Le président Félix Tshisekedi a annoncé des plans visant à créer un fonds souverain destiné à convertir les vastes recettes minières de la République démocratique du Congo en développement économique à long terme, marquant ainsi un tournant stratégique vers l’indépendance financière pour l’un des pays les plus riches en ressources d’Afrique.
S’exprimant lors de la 46e réunion du Conseil des ministres, Tshisekedi a изложé sa vision de « transformer la richesse en instruments de souveraineté, de stabilité et de prospérité partagée », positionnant le fonds comme une pierre angulaire de la stratégie de souveraineté économique du Congo dans un contexte de concurrence mondiale accrue pour les minéraux critiques.
Le fonds proposé représente une extension du Fonds minier pour les générations futures (FOMIN) existant, qui préserve actuellement une partie des recettes minières. Le nouvel instrument adoptera une approche plus large, mobilisant les ressources nationales à travers plusieurs secteurs afin de soutenir la diversification économique et le développement des infrastructures.
Mandat d’investissement et objectifs stratégiques
Le fonds souverain opérera dans six domaines principaux : l’investissement international des recettes minières pour la valorisation du capital, le financement des infrastructures, notamment les routes, les hôpitaux, les écoles, les barrages et les zones industrielles, la diversification économique par l’innovation et le soutien aux petites entreprises, la préservation de l’épargne intergénérationnelle, la stabilisation macroéconomique face à la volatilité des prix des matières premières, ainsi que des projets de développement ciblés dans les 145 territoires du Congo.

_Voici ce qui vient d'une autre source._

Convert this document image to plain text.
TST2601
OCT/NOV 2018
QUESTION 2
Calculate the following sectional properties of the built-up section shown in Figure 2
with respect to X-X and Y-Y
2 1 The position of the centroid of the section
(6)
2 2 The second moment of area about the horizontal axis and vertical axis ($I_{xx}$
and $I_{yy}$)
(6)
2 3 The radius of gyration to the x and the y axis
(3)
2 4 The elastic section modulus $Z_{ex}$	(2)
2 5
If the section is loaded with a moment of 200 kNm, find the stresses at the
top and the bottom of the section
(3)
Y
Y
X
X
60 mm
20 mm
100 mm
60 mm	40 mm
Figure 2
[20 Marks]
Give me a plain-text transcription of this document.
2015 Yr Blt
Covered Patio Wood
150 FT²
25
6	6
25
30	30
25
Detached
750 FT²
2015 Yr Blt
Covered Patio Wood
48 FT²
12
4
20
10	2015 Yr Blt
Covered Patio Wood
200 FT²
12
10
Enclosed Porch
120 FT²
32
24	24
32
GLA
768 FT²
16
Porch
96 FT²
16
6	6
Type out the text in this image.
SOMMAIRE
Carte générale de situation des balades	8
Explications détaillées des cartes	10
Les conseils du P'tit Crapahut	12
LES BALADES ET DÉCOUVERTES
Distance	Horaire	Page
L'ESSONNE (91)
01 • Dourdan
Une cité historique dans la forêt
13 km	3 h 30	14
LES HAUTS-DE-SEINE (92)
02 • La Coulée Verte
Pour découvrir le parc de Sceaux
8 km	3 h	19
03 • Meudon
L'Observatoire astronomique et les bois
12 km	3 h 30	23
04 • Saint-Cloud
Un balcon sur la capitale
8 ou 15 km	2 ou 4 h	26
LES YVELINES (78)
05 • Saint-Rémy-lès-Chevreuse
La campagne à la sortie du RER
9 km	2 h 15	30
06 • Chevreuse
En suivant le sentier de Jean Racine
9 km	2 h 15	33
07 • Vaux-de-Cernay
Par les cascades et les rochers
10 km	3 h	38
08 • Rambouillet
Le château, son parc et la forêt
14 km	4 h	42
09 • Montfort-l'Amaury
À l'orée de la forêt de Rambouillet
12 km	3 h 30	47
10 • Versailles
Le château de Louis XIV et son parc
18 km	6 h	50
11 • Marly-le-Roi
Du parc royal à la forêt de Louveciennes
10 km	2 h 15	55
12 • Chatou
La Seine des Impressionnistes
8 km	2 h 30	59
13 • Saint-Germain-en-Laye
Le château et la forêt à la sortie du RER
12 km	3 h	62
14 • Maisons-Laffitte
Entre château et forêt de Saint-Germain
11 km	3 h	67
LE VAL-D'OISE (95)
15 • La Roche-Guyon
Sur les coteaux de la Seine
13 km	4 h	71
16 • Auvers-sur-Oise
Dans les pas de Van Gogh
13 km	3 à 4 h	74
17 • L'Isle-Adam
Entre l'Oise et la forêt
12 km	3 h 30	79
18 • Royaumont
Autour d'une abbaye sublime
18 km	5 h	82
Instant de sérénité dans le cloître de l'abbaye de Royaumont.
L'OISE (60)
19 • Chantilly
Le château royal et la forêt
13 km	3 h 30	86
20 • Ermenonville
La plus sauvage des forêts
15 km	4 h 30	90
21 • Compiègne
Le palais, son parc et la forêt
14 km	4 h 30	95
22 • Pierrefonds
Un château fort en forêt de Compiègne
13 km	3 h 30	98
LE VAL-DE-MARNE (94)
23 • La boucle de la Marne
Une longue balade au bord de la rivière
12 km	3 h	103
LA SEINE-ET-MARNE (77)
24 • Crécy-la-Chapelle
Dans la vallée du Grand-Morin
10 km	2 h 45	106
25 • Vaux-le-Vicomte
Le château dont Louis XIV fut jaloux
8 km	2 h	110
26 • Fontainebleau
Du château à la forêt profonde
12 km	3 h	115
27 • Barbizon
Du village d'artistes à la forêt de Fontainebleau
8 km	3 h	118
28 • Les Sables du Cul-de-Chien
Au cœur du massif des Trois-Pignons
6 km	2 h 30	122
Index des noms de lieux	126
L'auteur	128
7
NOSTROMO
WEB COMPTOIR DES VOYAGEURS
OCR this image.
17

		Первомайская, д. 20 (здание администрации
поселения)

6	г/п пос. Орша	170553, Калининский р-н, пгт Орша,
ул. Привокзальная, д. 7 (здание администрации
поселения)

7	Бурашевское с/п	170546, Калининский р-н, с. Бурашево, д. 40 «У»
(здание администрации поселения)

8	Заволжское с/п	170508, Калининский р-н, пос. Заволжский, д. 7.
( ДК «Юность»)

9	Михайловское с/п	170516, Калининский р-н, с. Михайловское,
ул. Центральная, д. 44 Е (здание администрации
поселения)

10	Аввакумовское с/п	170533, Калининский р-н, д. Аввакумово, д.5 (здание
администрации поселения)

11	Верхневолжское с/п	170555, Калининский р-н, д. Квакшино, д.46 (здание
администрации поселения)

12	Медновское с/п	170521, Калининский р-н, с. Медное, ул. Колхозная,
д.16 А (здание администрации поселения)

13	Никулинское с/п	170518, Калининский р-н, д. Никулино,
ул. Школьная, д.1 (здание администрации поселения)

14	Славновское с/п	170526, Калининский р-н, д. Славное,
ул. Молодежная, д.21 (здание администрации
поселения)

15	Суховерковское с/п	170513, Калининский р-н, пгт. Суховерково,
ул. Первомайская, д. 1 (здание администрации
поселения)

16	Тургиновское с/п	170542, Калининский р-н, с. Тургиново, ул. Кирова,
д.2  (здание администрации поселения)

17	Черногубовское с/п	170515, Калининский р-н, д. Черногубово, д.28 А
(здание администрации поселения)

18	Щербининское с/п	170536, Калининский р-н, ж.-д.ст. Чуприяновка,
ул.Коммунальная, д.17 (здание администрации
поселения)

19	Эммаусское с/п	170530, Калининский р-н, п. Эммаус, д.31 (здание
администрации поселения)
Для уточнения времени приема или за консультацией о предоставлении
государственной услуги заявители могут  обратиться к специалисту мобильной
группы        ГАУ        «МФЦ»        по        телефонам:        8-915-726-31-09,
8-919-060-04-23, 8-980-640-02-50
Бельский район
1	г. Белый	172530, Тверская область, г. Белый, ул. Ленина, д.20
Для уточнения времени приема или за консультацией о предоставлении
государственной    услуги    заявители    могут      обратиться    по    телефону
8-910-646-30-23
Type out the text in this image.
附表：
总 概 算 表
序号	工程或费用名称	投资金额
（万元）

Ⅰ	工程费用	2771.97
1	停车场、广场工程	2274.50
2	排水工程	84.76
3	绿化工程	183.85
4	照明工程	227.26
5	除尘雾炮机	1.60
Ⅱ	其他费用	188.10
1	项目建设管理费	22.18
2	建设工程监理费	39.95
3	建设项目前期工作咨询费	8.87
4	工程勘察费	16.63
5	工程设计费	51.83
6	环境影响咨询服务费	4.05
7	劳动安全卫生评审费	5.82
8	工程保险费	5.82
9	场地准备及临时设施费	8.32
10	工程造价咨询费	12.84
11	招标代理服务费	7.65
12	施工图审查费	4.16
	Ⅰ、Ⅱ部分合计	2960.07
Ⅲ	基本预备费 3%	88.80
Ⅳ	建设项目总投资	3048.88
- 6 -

Cette approche globale reflète la volonté du Congo de rompre avec la malédiction des ressources qui a frappé de nombreuses économies dépendantes des matières premières. La conception du fonds reconnaît la nature cyclique des recettes minières tout en cherchant à créer des bases économiques durables au-delà des industries extractives.
Cadre de gouvernance
Tshisekedi a souligné que le fonds fonctionnera sous une gestion indépendante, conformément aux meilleures pratiques internationales, en particulier les Principes de Santiago qui régissent les opérations des fonds souverains à l’échelle mondiale. Cette structure de gouvernance vise à garantir la transparence et une gestion professionnelle tout en réduisant les interférences politiques — un facteur crucial compte tenu du bilan mitigé des véhicules d’investissement contrôlés par l’État en Afrique subsaharienne.
Le président a chargé la Première ministre Judith Suminwa d’élaborer la législation fondatrice en collaboration avec les ministères de l’Économie, du Plan, des Finances et des Mines, ainsi qu’avec la Banque centrale du Congo. Cette approche interministérielle témoigne de la reconnaissance de la complexité du fonds et de la nécessité d’une supervision réglementaire coordonnée.
Contexte stratégique
Le Congo contrôle d’importantes réserves de cobalt, de cuivre, de lithium et d’autres minéraux essentiels aux infrastructures d’énergie renouvelable et à la production de véhicules électriques. La demande mondiale pour ces matériaux a intensifié la concurrence géopolitique, la Chine, les États-Unis et les pays européens se disputant l’accès aux ressources congolaises.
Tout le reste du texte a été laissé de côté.